OpenAI has introduced GPT-4.1, a new lineup of AI models optimized for coding and instruction-following tasks. This family consists of three variants: GPT-4.1, GPT-4.1 mini, and GPT-4.1 nano, all accessible through OpenAI’s API, but not via ChatGPT. With a remarkable 1-million-token context window, these models can process around 750,000 words in one go, surpassing even lengthy literary works like “War and Peace.”
This launch comes as competitors such as Google and Anthropic intensify their efforts in developing advanced programming AI. Google recently launched its Gemini 2.5 Pro, which also features a 1-million-token context window and has been performing well on coding benchmarks, alongside Anthropic’s Claude 3.7 Sonnet and the upgraded V3 from DeepSeek.
OpenAI aims to create sophisticated AI capable of executing comprehensive software engineering tasks. The company’s vision includes developing an “agentic software engineer,” capable of programming entire applications, managing quality assurance, bug testing, and producing documentation.
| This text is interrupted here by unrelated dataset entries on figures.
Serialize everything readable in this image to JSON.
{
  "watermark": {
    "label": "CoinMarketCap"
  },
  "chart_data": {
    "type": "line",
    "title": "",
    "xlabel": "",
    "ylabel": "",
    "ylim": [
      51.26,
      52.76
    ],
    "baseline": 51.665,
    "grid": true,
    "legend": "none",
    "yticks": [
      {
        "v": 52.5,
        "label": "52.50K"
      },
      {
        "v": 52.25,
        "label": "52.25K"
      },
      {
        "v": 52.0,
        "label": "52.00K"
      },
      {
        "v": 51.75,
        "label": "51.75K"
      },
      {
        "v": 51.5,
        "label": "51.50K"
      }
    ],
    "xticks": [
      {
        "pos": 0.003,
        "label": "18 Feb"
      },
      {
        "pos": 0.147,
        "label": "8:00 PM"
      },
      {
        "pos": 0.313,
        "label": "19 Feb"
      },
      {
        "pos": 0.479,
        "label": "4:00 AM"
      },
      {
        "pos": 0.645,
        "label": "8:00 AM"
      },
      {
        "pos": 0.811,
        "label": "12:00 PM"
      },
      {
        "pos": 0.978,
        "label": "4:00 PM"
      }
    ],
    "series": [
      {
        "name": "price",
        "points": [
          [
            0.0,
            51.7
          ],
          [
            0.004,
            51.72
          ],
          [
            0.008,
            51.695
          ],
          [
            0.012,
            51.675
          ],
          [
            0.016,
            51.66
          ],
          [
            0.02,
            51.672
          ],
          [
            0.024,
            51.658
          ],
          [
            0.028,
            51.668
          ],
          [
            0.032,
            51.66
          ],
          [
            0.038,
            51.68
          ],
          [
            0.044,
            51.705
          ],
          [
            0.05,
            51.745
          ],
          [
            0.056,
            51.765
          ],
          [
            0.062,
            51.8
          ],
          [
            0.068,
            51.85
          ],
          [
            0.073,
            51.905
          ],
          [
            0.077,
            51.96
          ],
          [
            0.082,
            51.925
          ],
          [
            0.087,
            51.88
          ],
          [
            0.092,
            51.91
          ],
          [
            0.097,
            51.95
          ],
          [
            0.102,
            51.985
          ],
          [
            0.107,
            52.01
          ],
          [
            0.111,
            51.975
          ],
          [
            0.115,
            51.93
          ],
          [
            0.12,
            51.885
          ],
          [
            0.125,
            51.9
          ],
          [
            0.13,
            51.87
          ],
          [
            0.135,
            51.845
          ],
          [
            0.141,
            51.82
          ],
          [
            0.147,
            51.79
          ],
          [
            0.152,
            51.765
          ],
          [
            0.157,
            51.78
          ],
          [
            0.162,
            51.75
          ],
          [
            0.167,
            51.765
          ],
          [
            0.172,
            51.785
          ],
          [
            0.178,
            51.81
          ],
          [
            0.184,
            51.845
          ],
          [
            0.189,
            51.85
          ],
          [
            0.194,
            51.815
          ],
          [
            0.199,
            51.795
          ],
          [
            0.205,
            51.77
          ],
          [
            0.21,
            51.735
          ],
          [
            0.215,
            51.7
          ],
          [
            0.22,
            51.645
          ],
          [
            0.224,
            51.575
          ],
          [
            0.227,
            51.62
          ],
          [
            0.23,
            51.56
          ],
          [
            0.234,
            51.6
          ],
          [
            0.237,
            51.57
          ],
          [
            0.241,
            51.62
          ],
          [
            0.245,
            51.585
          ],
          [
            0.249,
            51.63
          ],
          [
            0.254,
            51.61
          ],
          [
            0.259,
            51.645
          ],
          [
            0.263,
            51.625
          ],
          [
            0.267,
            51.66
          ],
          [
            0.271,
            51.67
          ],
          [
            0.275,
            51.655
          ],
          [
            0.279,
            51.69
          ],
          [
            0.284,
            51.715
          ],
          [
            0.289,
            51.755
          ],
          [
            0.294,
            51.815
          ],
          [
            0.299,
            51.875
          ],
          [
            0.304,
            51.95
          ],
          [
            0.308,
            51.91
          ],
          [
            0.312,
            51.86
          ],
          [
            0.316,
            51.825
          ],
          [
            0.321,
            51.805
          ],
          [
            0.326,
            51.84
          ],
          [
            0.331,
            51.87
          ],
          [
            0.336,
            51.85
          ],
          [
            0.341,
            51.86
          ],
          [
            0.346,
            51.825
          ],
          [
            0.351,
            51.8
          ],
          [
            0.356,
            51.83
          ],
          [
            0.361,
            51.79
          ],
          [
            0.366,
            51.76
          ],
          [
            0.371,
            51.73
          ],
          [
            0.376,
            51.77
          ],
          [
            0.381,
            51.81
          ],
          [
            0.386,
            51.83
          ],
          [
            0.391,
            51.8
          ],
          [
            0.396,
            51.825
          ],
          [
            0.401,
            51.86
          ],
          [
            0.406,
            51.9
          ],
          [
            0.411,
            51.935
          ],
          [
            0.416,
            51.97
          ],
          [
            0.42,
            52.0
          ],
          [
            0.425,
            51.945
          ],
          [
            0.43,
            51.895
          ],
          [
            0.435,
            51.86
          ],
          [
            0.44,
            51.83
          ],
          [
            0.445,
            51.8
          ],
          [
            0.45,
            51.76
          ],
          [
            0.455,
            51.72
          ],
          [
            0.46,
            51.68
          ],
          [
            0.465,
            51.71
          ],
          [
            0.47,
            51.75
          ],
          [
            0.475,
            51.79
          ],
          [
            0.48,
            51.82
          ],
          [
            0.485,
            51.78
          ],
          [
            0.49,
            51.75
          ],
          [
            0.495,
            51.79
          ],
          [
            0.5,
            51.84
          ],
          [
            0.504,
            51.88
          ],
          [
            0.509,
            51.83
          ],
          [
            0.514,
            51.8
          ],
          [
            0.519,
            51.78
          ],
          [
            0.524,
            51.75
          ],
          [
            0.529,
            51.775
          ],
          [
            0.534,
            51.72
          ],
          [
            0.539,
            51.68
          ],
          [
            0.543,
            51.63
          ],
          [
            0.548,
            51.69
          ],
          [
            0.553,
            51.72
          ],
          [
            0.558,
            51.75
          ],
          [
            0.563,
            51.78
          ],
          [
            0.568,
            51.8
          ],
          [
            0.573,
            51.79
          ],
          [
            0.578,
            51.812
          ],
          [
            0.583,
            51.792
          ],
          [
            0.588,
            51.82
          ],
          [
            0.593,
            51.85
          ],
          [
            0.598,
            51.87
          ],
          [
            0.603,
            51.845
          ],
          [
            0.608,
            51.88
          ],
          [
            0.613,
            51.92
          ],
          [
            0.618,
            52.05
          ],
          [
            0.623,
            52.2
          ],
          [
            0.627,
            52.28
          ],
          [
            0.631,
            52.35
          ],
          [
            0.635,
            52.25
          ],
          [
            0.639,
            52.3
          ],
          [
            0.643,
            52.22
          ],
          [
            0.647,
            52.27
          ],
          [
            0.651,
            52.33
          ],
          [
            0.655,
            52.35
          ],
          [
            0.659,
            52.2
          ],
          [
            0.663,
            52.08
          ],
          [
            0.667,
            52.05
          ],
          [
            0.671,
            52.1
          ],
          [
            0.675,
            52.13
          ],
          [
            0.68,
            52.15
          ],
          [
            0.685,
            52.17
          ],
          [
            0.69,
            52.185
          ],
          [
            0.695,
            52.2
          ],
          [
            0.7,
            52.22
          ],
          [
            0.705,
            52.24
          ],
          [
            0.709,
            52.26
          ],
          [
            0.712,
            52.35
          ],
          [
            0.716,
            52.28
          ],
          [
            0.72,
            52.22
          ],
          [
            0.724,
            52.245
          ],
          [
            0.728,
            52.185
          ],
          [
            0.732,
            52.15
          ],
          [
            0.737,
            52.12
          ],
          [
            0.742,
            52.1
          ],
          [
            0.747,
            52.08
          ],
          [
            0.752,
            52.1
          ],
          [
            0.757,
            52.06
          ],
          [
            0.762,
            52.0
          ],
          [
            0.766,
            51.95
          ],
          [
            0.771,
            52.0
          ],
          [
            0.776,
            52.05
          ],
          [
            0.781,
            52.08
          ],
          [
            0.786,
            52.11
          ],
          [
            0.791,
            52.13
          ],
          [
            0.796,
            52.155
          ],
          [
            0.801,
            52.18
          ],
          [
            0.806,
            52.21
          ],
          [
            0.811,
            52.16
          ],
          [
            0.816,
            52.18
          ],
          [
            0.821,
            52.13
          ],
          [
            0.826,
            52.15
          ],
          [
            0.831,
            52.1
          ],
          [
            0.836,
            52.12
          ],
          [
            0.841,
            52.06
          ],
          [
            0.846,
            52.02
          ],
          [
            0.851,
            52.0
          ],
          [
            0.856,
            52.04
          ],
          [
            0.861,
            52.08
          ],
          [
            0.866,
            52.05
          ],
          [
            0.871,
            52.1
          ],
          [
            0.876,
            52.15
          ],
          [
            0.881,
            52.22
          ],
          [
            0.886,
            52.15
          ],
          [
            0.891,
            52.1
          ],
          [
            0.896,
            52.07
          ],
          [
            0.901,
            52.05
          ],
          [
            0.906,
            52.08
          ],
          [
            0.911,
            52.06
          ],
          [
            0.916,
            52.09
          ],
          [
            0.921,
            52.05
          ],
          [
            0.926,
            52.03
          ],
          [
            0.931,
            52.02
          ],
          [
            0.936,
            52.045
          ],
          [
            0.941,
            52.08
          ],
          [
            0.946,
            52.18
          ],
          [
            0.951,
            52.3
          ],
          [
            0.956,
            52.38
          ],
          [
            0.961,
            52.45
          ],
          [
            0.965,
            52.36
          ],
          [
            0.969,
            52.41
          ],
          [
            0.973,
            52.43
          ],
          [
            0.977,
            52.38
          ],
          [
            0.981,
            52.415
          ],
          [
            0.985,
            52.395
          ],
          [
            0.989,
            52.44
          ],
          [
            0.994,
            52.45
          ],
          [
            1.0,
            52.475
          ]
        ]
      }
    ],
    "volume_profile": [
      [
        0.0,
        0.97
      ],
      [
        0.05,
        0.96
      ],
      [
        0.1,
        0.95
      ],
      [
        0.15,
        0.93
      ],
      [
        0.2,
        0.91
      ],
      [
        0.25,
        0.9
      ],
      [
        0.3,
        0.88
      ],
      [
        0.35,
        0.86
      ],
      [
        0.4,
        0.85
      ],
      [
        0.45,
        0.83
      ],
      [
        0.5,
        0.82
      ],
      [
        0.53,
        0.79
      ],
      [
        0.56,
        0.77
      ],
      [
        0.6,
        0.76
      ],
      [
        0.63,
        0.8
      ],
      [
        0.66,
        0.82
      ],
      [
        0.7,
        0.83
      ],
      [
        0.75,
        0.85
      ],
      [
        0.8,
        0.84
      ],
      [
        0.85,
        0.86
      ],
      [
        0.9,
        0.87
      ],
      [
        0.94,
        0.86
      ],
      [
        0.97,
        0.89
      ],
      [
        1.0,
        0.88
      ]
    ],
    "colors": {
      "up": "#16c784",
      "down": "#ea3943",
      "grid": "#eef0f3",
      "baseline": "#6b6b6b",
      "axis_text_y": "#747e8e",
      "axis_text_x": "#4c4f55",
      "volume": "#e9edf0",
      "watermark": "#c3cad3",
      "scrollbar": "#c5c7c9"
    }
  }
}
GPT-4.1 represents a significant stride towards this ambition.
According to OpenAI, the updated models address real-world coding demands and enhance various aspects of development, such as minimizing unnecessary edits and ensuring consistent tool usage. The full GPT-4.1 model reportedly outperforms previous iterations on coding benchmarks, while the mini and nano versions prioritize efficiency, though with slight compromises in accuracy. Pricing for these models varies, with GPT-4.1 priced at $2 per million input tokens, and the nano model at just $0.10.
Although GPT-4.1 scores competitively in benchmarks with scores ranging from 52% to 54.6% on SWE-bench Verified, it still faces challenges, especially in maintaining accuracy with larger inputs. OpenAI’s findings underline that even advanced models require precise prompts for optimal performance, emphasizing ongoing challenges in AI reliability.